Plan Repeat Survey Waves
Longitudinal and panel surveys collect comparable measures from respondents over time. A strong workflow keeps variables, recodes, question wording, link strategy, respondent identifiers, and export structure stable across waves.
Before building the next wave, decide which measures must remain identical, which modules are new, how respondents will be matched across waves, and how changes will be documented in the codebook.
Create The Next Wave
Step 1: Start from Surveys. Open Surveys and duplicate the prior wave when you need comparable structure.
Step 1: Start from Surveys
Step 2: Rename the copy. Add the wave number, date, or panel label to the survey title before editing.
Step 2: Rename the copy
Step 3: Preserve repeated measures. In Block Builder, keep variable names, recodes, and core wording stable for repeated outcomes.

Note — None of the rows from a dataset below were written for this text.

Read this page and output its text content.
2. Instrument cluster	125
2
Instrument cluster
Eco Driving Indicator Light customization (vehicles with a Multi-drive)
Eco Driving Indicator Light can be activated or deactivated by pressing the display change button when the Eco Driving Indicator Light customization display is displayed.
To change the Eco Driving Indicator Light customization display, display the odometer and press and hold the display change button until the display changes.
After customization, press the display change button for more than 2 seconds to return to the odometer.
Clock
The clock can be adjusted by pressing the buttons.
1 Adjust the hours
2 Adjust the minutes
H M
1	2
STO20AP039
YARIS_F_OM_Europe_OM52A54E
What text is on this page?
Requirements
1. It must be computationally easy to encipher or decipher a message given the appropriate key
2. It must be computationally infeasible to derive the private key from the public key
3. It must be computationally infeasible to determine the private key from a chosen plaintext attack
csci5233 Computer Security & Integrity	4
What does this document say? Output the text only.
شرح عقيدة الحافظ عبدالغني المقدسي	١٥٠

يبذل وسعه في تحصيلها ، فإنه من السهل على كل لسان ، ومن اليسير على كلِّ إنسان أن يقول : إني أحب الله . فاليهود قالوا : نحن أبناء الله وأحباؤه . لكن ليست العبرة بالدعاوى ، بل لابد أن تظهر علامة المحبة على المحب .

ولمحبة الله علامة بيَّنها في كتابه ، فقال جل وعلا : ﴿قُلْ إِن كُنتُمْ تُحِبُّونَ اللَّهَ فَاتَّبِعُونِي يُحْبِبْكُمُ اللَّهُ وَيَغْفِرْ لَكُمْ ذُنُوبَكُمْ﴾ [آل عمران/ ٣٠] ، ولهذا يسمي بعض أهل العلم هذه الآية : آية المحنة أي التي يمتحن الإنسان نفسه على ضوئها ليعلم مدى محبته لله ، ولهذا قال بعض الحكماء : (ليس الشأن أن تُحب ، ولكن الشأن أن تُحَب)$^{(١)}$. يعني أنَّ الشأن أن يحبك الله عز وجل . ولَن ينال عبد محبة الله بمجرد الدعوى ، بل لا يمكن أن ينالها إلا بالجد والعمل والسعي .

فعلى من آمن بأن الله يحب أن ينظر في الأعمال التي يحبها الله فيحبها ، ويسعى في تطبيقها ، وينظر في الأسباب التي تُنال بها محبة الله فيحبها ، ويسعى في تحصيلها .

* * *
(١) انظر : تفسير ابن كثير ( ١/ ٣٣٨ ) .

Step 3: Preserve repeated measures
Step 4: Add new content separately. Put new modules in separate blocks so the repeated measures remain easy to compare.
Step 4: Add new content separately
Step 5: Use the right link strategy. In Deploy, use personal links when each participant needs an individualized token that persists across waves. Upload a contact list for this wave — the Deploy tab shows a live completion count and lets you send reminders to non-responders without generating new tokens.
Step 5: Use the right link strategy
Step 6: Compare exports. Submit pilot responses and compare export headers with the previous wave before launch.
Step 6: Compare exports
Build For Comparability
- Variable names: use the same names for repeated measures unless the wave number is intentionally part of the naming convention.
- Recodes: keep scale direction and missing-value codes stable across waves.
- Survey structure: duplicate a prior survey when creating a new wave so block order, Flow, and end screens start from the same baseline.
- Documentation: record any wording, option, quota, or Flow change in the codebook with the affected wave.
- Link strategy: use personal links if each respondent needs an individualized path, invitation, or identifier. The Deploy tab tracks completion per batch and lets you send reminders to non-responders using the same tokens.
Flow: Conditions and Routing
Handle New Content Carefully
Add new questions in separate blocks when possible so existing measures stay easy to compare. If you add an experiment to a later wave, document condition assignments separately from repeated outcome variables.
- New modules: place them after repeated core measures unless the research design requires earlier exposure.
- New screeners: check whether they create attrition that makes the wave less comparable to prior waves.
- New incentives: update consent, end screens, and participant links so respondents know what changed.
- New experiments: test each arm and export condition fields before launching the wave.
Block Builder: Variable Name
Export And Analysis Notes
Before launch, export pilot responses from the new wave and compare headers with previous waves. This helps catch changed labels, missing recodes, or new fields before data collection begins.
For panels using personal links, the ID column in each wave's export contains the respondent token. Merge waves by joining on your master participant list — the token is stable within a wave but differs across surveys. Export pilot responses from each wave and compare ID column values before launch.
If a public link is used instead, document how repeat respondents will be recognized, or note that wave linkage is not possible.